Amazingly, until today, Park(ing) Day was something I only experienced in images, not in person. I like the idea of appropriating spaces from cars for other, pedestrian uses. Yet it seems that most of the "installations" tend to be a patch of grass (real or astroturf), some plants, and a few chairs. Instead of a car being parked in the spot, people are parking their rear ends and relaxing, putting the "park" in park(ing) day, if you will. So I always hoped for more creative uses for these one-day-a-year opportunities, something worth a visit.
For the second year, and the first since the opening of Van Alen Books, the Van Alen Institute held the Park(ing) Day Book Exchange at 30 West 22nd Street in Manhattan. The premise is simple: "Bring an architecture or design book (or a few) you’d like to donate, and take a book for your reading pleasure." I brought a few books (one history, one landscape, one monograph) and walked away with one by Blair Kamin. Not bad.

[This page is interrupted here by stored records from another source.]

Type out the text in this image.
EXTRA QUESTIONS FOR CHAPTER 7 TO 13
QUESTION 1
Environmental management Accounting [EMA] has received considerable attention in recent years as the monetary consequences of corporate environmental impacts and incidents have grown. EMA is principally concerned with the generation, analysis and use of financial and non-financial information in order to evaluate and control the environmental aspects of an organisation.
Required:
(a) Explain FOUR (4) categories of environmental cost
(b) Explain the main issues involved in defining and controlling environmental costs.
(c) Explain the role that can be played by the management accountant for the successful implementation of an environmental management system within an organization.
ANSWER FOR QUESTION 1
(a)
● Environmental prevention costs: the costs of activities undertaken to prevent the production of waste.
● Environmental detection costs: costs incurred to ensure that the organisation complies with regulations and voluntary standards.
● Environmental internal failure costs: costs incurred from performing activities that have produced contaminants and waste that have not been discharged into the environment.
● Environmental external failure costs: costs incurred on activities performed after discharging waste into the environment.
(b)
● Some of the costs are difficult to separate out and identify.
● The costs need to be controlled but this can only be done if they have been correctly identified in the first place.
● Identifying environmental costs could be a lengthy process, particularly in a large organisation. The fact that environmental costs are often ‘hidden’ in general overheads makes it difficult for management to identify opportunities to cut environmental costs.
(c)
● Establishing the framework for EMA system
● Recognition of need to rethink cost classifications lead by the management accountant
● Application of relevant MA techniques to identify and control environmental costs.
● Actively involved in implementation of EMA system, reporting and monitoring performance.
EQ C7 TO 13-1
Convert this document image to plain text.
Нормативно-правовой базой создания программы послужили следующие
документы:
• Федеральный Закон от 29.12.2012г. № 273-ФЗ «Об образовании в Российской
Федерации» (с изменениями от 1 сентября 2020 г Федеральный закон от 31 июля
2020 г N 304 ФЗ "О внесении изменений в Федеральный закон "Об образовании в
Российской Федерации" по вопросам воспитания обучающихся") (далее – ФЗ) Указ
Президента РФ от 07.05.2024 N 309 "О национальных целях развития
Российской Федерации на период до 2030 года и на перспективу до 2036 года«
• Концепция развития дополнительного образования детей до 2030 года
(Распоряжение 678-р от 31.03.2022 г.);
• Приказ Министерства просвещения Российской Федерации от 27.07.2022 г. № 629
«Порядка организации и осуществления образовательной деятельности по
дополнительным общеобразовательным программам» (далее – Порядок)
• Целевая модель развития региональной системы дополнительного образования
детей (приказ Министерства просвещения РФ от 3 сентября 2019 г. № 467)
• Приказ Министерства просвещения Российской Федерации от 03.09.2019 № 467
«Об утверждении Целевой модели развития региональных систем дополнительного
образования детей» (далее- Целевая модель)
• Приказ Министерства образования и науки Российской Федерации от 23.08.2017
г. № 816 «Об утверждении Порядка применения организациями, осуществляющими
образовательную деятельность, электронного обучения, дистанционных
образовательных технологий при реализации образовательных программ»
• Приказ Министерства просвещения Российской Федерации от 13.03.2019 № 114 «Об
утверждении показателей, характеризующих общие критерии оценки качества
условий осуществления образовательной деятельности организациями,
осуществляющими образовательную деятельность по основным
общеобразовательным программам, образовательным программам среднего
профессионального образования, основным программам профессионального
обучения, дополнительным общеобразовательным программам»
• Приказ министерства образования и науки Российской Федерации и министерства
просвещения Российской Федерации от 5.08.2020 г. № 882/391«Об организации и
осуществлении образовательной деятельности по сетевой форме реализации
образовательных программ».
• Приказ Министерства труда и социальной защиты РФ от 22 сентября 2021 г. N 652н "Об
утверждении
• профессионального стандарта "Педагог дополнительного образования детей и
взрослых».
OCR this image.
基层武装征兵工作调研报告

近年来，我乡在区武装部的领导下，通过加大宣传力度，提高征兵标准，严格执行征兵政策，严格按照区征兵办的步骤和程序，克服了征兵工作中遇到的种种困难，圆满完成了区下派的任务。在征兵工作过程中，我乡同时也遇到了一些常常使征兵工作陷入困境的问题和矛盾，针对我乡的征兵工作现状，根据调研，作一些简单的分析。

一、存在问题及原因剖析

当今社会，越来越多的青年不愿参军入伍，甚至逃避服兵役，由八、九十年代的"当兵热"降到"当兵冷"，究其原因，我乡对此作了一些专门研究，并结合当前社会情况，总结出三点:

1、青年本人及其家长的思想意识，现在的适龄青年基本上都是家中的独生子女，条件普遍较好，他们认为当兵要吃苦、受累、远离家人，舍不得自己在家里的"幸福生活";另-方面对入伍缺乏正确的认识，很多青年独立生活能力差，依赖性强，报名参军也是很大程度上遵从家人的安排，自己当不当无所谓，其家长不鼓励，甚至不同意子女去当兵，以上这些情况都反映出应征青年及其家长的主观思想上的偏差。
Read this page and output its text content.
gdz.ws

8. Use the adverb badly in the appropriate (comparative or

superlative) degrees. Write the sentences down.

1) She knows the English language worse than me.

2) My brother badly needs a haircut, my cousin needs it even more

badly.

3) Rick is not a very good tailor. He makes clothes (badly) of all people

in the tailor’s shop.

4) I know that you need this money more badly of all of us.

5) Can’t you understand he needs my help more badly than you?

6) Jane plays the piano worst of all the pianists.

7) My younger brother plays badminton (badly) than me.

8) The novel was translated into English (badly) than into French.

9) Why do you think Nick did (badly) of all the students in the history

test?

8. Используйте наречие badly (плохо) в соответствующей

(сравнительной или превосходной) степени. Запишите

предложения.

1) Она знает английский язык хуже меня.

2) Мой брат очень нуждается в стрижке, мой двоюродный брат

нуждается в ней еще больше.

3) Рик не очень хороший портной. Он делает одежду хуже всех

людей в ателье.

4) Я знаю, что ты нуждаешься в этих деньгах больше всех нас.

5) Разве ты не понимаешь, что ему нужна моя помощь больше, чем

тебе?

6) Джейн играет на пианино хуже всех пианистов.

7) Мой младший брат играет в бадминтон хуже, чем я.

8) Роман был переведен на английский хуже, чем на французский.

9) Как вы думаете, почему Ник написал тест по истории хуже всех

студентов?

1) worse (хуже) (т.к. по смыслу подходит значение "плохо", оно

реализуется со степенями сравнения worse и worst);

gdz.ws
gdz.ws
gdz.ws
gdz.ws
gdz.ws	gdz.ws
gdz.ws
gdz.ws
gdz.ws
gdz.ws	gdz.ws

But my swap isn't the point; the swap is. It's commendable that VAi is promoting an alternative to capitalist exchange in its park(ing) space, something which adds another layer to the undertaking. Looking at other photos from Park(ing) Day festivities today, recreation seems to be the goal, not exploring ways of extending the idea of the takeover in other ways. A book swap certainly isn't revolutionary, and it does help familiarize people with Van Alen Books -- where books cost money, but it temporarily suspends one norm (money for goods) in the realm of another norm (a car in a parking space) that's also taking a break.